Jan 22, 2019

Ivan Kulbakov didn’t exactly grow up in a hockey hot bed. He hails from Belarus, and his home country has produced just 12 NHL players. There are currently only three players in the AHL who hail from the country of 9.5 million people. For the 22-year-old Comets goalie, his goal is simple: to play hockey and to do so at the highest level.  


Getting to this point in his career has required constantly stepping out of his comfort zone and undertaking a wealth of new experiences.


He came to North America for the first time at the age of 19 when he appeared in one season with the Youngstown Phantoms of the USHL. It was his first exposure to American culture… and the English language. Kulbakov had grown up speaking Russian, and only Russian, his entire life.


“I go for billet family, and (I know) just nothing,” Kulbakov said, smiling. “One word. ‘Hello…. and thank you.’”


It didn’t take him too long to catch on, as Kulbakov can understand the language quite well just two years later. He does, however, sometimes struggle converting his thoughts to speech.


“I understand when fans talk and when coach talk(s) and what guys say in locker room. For me it’s sometimes hard to speak.”


Like a lot of people who learn English, he occasionally uses television to learn. It might only help with his hockey terminology though, as he is a junkie for the game and can’t get enough of it.


“I watch (television),” he said. “The NHL show.”


Though his life is consumed by hockey, he grew up active and playing plenty of sports. It’s cold in Belarus, with a climate very similar to Utica, but the summer time lent itself to Kulbakov enjoying some other hobbies.


“I played soccer in the summer for fun. I love soccer,” Kulbakov said. “I play anything (during) summer. Big tennis, small tennis, I like anything.”

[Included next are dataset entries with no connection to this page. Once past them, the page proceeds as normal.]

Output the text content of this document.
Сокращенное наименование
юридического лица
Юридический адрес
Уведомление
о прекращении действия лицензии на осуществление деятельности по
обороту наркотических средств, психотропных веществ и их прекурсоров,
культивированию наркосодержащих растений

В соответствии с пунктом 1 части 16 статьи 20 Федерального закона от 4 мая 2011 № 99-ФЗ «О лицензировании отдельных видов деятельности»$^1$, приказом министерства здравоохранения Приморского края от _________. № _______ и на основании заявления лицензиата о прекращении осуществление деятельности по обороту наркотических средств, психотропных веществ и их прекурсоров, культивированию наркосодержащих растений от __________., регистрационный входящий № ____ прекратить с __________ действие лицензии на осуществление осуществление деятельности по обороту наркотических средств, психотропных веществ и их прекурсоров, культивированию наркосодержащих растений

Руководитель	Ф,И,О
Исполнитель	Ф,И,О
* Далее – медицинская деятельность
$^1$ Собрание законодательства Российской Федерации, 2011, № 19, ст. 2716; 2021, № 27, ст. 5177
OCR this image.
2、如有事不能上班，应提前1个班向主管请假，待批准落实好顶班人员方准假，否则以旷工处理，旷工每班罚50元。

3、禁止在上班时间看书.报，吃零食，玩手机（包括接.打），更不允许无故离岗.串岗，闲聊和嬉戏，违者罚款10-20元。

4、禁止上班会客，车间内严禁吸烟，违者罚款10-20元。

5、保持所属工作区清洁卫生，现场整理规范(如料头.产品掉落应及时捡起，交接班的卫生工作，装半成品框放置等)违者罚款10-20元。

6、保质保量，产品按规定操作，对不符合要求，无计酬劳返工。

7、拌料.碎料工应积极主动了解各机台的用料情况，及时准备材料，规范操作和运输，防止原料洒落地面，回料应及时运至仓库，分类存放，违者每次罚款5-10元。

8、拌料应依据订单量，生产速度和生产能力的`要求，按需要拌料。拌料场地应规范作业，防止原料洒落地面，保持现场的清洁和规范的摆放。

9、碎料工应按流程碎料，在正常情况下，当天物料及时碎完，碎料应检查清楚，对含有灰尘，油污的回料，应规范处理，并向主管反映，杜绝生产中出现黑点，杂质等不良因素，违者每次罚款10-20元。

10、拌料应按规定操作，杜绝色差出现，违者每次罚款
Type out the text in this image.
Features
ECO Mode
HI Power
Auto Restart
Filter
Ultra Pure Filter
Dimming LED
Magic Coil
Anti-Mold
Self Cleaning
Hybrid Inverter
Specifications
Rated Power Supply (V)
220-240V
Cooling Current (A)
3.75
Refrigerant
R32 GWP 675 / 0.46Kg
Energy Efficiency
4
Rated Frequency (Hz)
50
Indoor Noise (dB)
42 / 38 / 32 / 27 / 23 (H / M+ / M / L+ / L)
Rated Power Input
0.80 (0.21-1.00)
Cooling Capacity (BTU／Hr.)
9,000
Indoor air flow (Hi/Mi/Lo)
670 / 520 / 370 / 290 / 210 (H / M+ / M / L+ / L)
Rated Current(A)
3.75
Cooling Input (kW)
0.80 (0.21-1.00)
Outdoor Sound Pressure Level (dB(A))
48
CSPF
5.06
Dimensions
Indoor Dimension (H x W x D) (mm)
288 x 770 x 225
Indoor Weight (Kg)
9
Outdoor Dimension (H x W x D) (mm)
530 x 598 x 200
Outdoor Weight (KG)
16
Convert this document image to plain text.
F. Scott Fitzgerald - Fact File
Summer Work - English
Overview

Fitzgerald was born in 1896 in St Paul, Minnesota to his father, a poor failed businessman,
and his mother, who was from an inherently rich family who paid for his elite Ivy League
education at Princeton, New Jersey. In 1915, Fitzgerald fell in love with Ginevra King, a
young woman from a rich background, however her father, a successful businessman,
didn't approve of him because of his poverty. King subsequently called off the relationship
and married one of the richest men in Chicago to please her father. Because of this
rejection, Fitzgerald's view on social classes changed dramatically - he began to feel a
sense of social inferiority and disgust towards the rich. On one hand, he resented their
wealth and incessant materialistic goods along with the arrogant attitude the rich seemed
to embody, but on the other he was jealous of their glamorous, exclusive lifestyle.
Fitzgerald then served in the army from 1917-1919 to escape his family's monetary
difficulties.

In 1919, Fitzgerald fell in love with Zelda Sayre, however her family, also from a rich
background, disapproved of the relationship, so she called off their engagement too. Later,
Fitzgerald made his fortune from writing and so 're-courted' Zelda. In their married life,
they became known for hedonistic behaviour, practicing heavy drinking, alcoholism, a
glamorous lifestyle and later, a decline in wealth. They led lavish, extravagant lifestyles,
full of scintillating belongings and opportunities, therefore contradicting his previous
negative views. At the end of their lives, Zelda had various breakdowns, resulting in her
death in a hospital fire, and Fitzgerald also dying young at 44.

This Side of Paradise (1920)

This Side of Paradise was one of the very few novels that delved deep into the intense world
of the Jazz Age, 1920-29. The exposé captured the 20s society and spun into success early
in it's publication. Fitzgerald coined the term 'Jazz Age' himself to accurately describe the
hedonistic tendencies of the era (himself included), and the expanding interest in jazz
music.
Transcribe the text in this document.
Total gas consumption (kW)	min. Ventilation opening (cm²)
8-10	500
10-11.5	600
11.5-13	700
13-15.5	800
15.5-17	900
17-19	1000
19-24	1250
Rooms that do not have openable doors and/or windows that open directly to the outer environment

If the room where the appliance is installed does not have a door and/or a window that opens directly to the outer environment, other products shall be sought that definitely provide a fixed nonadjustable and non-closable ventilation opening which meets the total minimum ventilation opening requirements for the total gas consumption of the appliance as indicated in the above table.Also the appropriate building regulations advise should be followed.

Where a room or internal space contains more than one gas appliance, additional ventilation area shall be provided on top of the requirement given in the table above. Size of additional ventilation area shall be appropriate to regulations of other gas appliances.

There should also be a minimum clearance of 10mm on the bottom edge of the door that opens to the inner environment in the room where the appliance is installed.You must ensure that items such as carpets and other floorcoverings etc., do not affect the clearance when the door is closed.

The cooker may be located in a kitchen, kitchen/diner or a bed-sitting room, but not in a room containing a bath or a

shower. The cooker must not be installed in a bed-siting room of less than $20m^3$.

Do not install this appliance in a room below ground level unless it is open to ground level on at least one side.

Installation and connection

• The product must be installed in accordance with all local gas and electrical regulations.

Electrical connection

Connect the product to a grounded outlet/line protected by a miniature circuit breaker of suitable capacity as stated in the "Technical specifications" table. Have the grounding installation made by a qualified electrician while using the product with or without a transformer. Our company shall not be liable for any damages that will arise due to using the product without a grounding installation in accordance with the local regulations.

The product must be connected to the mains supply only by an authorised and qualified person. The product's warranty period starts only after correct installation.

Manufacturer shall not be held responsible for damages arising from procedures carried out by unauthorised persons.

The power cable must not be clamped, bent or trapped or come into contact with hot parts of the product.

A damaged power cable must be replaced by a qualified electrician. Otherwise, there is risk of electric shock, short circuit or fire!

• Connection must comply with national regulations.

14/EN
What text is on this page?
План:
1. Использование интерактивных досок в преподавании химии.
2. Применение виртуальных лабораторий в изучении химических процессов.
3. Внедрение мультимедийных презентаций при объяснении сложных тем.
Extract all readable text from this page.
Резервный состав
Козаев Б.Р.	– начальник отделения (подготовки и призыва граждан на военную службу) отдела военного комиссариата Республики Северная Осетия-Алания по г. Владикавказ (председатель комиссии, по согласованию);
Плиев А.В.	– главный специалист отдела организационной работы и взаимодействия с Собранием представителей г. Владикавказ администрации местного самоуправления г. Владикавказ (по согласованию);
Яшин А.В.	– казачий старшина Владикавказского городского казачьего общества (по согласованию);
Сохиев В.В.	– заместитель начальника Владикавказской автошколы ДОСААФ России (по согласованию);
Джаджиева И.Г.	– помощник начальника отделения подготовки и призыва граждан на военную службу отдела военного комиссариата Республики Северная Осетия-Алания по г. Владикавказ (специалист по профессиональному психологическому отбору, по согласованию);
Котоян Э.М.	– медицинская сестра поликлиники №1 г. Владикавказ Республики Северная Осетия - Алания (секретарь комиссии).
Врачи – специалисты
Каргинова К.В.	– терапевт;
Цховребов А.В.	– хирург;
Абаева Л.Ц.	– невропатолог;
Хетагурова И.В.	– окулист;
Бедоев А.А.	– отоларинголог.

When realizing the confusion over “small tennis,” he quickly followed up with a chuckle: “Ping pong, ping pong. Sorry, sorry, sorry.”


Kulbakov has enjoyed being thrust into the spotlight in Utica, earning loads of playing time after injuries and call-ups have turned him into the team’s starting netminder. There is one thing that stands out over all others when it comes to what he enjoys in Utica.


“My bed,” he said, laughing uncontrollably. “It’s a joke, I’m not serious,” he added.


“Utica really is good. I like the fans. Probably best fans in AHL. Very good atmosphere for every game. At home, oh my god, it’s the best atmosphere. For players, for team, for everybody. Good time.”


Even though he is enjoying the ride, he remains thousands of miles from home. He is young and still figuring out the processes of the pro game, and sometimes that leads to a bit of homesickness. However, there is one thing that continues to push him, and that’s the true, genuine, unadulterated love for his line of work.    


“Every day I speak to my family. Dad, mom, and my girlfriend. Sometimes I miss home, but this is my job. I love my job. I’m happy to play hockey. It’s my life.”